Chiuso per dieta. Aperto per post
Eh… anno nuovo, girovita nuovo. Urge ormai un cambiamento di tendenza nella mia dieta. E’ umiliante sentire la mia bilancia lanciare urla monotone di aiuto: HELP HELP HELP!!! Anche se giuro che i piedi nella foto che vedete non sono i miei!!!
Quindi, invece di CHIUDERE IL BLOG PER DIETA come avevo immaginato per salvaguardare la mia integrità fisica, e scendere ben al di sotto dei 91 kg raggiunto (ebbene si…E’ RECORD SIGNORI!!!), posterò un paio di ricette dietetiche a settimana. Credo infatti che le diete stanchino perché sono ripetitive e tediose, ma se si riesce con gli ingredienti e gli alimenti prescritti a creare un piatto che richieda un po’ di impegno e sia anche invitante. Di sicuro ci si potrà alzare da tavola se non sazi, sicuramente soddisfatti.
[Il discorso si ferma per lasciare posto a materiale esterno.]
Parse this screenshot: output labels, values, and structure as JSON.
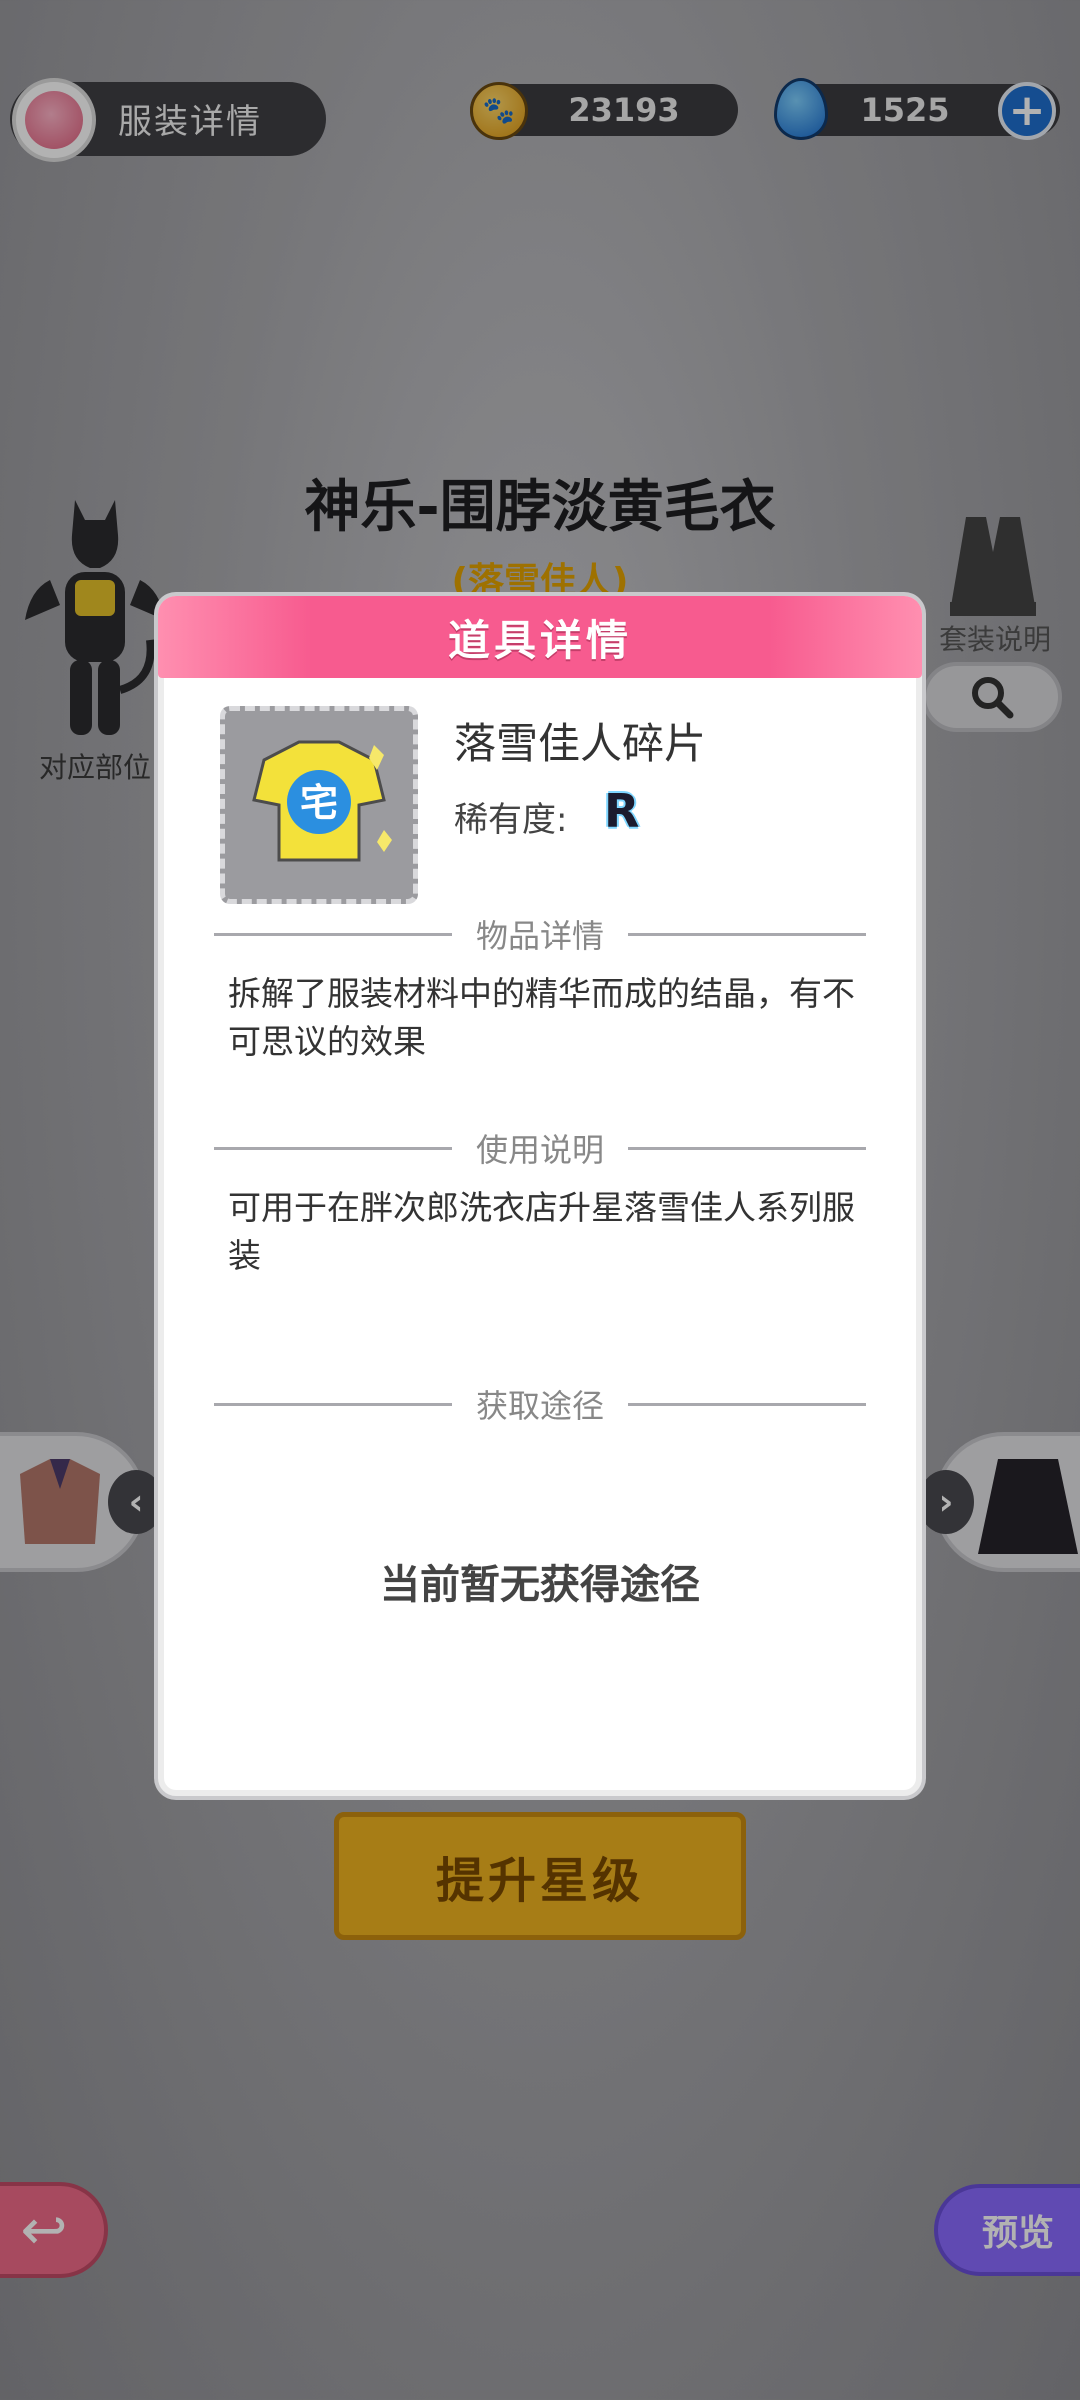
{
  "header": {
    "title": "服装详情",
    "coins": "23193",
    "gems": "1525"
  },
  "outfit": {
    "name": "神乐-围脖淡黄毛衣",
    "set_name": "(落雪佳人)",
    "slot_label": "对应部位",
    "set_desc_label": "套装说明",
    "upgrade_label": "提升星级",
    "preview_label": "预览"
  },
  "modal": {
    "title": "道具详情",
    "item_name": "落雪佳人碎片",
    "rarity_label": "稀有度:",
    "rarity_value": "R",
    "details_heading": "物品详情",
    "details_text": "拆解了服装材料中的精华而成的结晶，有不可思议的效果",
    "usage_heading": "使用说明",
    "usage_text": "可用于在胖次郎洗衣店升星落雪佳人系列服装",
    "source_heading": "获取途径",
    "source_text": "当前暂无获得途径"
  },
  "colors": {
    "modal_header": "#f75b8f",
    "set_name": "#e3a300",
    "upgrade_button": "#f0b420",
    "preview_button": "#8a6bff",
    "back_button": "#f06b89"
  },
  "icons": {
    "coin": "paw-coin-icon",
    "gem": "blue-gem-icon",
    "plus": "plus-icon",
    "search": "search-icon",
    "back": "back-arrow-icon"
  }
}
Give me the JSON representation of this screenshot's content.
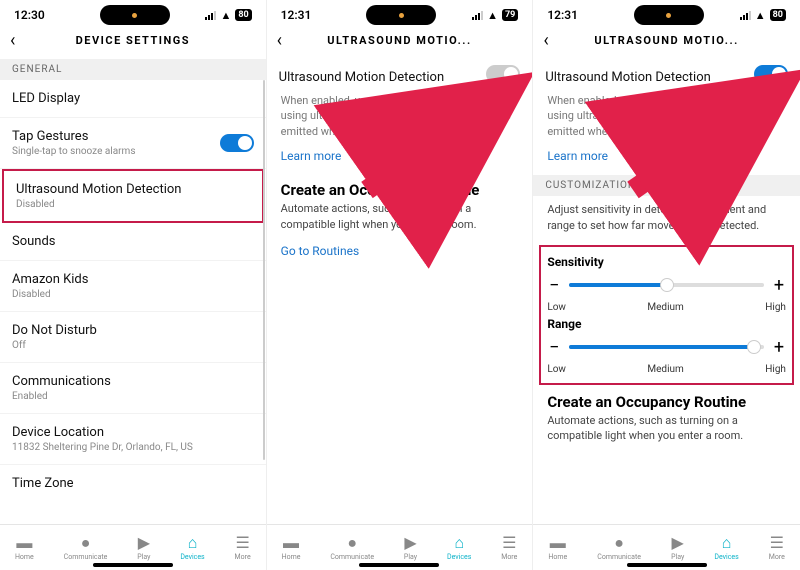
{
  "tabbar": {
    "home": "Home",
    "communicate": "Communicate",
    "play": "Play",
    "devices": "Devices",
    "more": "More"
  },
  "screen1": {
    "time": "12:30",
    "battery": "80",
    "title": "DEVICE SETTINGS",
    "section_general": "GENERAL",
    "led": "LED Display",
    "tap_title": "Tap Gestures",
    "tap_sub": "Single-tap to snooze alarms",
    "umd_title": "Ultrasound Motion Detection",
    "umd_sub": "Disabled",
    "sounds": "Sounds",
    "kids_title": "Amazon Kids",
    "kids_sub": "Disabled",
    "dnd_title": "Do Not Disturb",
    "dnd_sub": "Off",
    "comm_title": "Communications",
    "comm_sub": "Enabled",
    "loc_title": "Device Location",
    "loc_sub": "11832 Sheltering Pine Dr, Orlando, FL, US",
    "tz_title": "Time Zone"
  },
  "screen2": {
    "time": "12:31",
    "battery": "79",
    "title": "ULTRASOUND MOTIO...",
    "umd_label": "Ultrasound Motion Detection",
    "desc": "When enabled, your device will detect motion using ultrasound technology. Ultrasound will be emitted when you turn on features that use it.",
    "learn_more": "Learn more",
    "create_title": "Create an Occupancy Routine",
    "create_desc": "Automate actions, such as turning on a compatible light when you enter a room.",
    "go_routines": "Go to Routines"
  },
  "screen3": {
    "time": "12:31",
    "battery": "80",
    "title": "ULTRASOUND MOTIO...",
    "umd_label": "Ultrasound Motion Detection",
    "desc": "When enabled, your device will detect motion using ultrasound technology. Ultrasound will be emitted when you turn on features that use it.",
    "learn_more": "Learn more",
    "customizations": "CUSTOMIZATIONS",
    "custom_desc": "Adjust sensitivity in detecting movement and range to set how far movement is detected.",
    "sensitivity": "Sensitivity",
    "range": "Range",
    "low": "Low",
    "medium": "Medium",
    "high": "High",
    "create_title": "Create an Occupancy Routine",
    "create_desc": "Automate actions, such as turning on a compatible light when you enter a room.",
    "sensitivity_pct": 50,
    "range_pct": 95
  }
}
Per quanto riguarda invece le ricette un po’ più gustose, canoniche, speciali, raffinate, per tutti coloro che sono nati con la gran fortuna (‘acci vostra…) di poter mangiare in qualsiasi periodo dell’anno, attingerò dal meglio che riuscirò a reperire sui libri e rivisti che leggo. Tanto per rimanere aggiornati e mangiando un po’ con gli occhi. Perché non disprezzando, siamo gente che sa campare (cit.).
Infatti per consolarmi e per far trascorrere velocemente questo periodo di tempo lontano dai fornelli la mia donna ha pensato bene di regalarmi un libro di ricette di rara bellezza: Le ricette d’oro delle osterie e trattorie del Mangiarozzo di Carlo Cambi.
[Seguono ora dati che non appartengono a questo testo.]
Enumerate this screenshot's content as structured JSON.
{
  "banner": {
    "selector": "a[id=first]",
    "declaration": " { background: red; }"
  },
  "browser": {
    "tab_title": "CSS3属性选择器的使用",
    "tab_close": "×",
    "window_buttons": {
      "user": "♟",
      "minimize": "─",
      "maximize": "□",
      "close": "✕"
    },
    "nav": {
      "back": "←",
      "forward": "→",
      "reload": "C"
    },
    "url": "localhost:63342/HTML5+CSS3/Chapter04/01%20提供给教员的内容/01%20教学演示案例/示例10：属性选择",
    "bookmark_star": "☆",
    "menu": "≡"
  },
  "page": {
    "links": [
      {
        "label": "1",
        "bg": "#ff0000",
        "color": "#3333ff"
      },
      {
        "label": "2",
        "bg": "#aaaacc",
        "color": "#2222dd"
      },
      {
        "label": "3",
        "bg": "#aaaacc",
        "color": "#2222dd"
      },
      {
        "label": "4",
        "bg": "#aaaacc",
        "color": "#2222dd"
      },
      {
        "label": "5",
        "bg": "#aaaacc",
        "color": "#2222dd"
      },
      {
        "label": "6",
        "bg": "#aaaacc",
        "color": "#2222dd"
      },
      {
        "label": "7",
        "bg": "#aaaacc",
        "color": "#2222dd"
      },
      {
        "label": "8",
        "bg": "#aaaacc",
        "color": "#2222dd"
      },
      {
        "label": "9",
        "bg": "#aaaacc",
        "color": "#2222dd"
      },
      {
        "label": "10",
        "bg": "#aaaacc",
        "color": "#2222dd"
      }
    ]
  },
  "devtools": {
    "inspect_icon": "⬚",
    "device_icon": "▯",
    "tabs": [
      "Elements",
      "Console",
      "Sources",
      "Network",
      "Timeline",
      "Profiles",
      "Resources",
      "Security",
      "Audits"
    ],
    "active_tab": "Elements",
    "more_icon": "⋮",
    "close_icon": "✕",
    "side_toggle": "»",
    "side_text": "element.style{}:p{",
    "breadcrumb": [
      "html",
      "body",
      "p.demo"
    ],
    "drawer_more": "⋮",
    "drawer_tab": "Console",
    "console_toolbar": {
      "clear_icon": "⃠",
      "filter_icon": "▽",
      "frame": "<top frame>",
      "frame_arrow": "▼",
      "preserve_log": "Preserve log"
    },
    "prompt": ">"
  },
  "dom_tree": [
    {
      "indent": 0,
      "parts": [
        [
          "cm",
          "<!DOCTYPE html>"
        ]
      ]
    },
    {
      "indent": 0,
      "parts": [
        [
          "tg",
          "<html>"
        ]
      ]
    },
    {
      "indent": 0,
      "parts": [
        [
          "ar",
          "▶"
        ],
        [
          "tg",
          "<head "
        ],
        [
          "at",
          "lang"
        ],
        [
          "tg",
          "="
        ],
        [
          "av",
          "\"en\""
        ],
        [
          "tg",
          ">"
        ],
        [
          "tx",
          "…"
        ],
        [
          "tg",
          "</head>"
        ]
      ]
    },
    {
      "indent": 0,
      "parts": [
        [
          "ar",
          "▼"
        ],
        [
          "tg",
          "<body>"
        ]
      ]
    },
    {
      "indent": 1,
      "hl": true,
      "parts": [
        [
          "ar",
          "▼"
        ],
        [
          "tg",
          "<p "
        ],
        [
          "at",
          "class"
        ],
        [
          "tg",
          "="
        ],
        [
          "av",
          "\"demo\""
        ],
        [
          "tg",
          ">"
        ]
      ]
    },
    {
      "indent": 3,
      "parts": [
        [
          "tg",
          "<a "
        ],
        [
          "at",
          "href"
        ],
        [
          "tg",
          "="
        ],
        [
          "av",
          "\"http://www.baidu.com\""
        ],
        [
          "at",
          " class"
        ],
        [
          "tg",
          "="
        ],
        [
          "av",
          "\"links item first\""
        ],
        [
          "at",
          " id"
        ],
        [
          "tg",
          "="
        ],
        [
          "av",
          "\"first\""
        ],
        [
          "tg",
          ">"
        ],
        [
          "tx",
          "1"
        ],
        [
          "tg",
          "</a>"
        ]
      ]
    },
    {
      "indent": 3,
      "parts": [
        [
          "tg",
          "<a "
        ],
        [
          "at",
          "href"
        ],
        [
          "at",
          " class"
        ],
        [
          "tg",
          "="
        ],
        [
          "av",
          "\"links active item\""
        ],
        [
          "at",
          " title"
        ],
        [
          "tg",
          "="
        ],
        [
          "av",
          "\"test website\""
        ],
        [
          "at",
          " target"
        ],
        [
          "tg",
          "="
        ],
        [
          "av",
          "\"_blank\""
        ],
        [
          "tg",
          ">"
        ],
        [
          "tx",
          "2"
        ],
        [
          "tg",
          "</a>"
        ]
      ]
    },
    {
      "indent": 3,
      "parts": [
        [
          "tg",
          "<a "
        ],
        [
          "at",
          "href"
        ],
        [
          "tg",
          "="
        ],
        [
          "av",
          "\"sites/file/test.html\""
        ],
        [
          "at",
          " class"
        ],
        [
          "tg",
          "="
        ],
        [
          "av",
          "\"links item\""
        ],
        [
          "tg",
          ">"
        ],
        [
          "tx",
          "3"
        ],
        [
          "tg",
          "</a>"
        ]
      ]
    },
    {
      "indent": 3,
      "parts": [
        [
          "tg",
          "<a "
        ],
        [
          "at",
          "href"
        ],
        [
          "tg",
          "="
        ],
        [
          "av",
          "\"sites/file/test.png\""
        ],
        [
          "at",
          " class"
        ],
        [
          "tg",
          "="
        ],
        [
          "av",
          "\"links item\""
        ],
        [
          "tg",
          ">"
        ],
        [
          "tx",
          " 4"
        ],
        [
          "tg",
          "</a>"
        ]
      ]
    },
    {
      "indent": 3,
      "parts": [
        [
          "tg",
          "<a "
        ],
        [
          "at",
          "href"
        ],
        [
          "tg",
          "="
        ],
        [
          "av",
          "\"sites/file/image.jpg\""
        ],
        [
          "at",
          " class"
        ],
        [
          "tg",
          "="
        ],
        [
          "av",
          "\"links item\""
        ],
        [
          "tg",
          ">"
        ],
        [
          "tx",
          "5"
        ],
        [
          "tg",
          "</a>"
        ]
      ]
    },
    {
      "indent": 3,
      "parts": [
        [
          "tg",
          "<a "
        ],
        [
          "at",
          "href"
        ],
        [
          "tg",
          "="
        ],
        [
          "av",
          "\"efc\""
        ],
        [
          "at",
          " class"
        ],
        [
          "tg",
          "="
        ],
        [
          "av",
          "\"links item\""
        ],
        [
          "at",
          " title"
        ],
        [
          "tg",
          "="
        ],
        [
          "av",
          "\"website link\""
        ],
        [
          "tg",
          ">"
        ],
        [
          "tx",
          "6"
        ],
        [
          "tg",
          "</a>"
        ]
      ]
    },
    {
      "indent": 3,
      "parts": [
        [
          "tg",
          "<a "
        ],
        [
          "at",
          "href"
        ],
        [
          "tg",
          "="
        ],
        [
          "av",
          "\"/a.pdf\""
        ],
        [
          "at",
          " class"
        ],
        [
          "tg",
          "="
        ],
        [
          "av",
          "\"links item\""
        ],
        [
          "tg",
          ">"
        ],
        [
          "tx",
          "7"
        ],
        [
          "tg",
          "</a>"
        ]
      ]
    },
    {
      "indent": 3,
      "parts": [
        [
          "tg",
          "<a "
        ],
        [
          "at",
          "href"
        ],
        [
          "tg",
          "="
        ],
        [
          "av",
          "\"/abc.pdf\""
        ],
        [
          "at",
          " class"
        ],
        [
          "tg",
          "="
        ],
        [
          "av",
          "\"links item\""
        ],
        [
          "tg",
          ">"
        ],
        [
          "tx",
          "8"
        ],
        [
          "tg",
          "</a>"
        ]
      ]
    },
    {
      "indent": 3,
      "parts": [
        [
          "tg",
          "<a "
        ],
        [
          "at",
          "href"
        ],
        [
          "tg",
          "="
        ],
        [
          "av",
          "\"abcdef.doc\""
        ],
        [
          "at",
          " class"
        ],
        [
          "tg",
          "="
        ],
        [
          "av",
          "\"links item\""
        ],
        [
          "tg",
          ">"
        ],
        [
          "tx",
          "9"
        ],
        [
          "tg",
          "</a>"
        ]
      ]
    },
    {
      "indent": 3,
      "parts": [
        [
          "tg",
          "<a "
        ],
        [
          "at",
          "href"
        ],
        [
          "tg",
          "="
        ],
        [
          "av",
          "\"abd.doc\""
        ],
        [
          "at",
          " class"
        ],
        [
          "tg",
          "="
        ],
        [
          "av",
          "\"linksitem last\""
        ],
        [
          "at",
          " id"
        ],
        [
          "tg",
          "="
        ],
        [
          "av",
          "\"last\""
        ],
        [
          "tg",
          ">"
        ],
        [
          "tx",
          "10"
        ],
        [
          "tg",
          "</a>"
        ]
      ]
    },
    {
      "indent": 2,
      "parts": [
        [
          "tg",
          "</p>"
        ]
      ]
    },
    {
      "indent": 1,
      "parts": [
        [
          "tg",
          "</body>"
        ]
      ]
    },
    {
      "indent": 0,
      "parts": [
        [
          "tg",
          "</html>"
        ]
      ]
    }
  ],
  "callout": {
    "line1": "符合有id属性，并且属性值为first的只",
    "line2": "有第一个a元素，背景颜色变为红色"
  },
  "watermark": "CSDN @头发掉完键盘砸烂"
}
Lo stavo tranquillamente assaporandolo a letto domenica mattina quando ho letto questa ricetta e ho pensato che appena posso permettermelo di nuovo la dovrò assolutamente testare. Nel senso che la preparerò e mi ci butterò di testa dentro. ‘A Tasca, antipasto servito da Michele Cartusciello nel celebre locale la Taverna Il Lupo di Padula (Sa). In pratica è una pizza agrodolce ripiena.
Ingredienti.
(Per la pasta)
1 kg farina per dolci
2 cubetti di lievito di birra
2 uova
un cucchiaio di strutto
uno di zucchero
uno e mezzo di sale
(ripieno)
150g Toma (pecorino fresco d’alpeggio piemontese o di Gressony)
150g caciocavallo
250g ricotta
1 soppressata tagliata a tocchetti
150g formaggio pecorino grattuggiato
un cucchiaio di zucchero
uova sode (facoltative)
1 uovo
sale
pepe
Preparare l’impasto con farina, lievito sbriciolato, le uova, lo strutto, il sale e lo zucchero. Da questo impasto dovrete ricavare due sfoglie. Una delle quali dovete poggiarla alla base della vostra teglia, l’altra andrà a coprire il tutto una volta posizionato il ripieno sulla sfoglia di base.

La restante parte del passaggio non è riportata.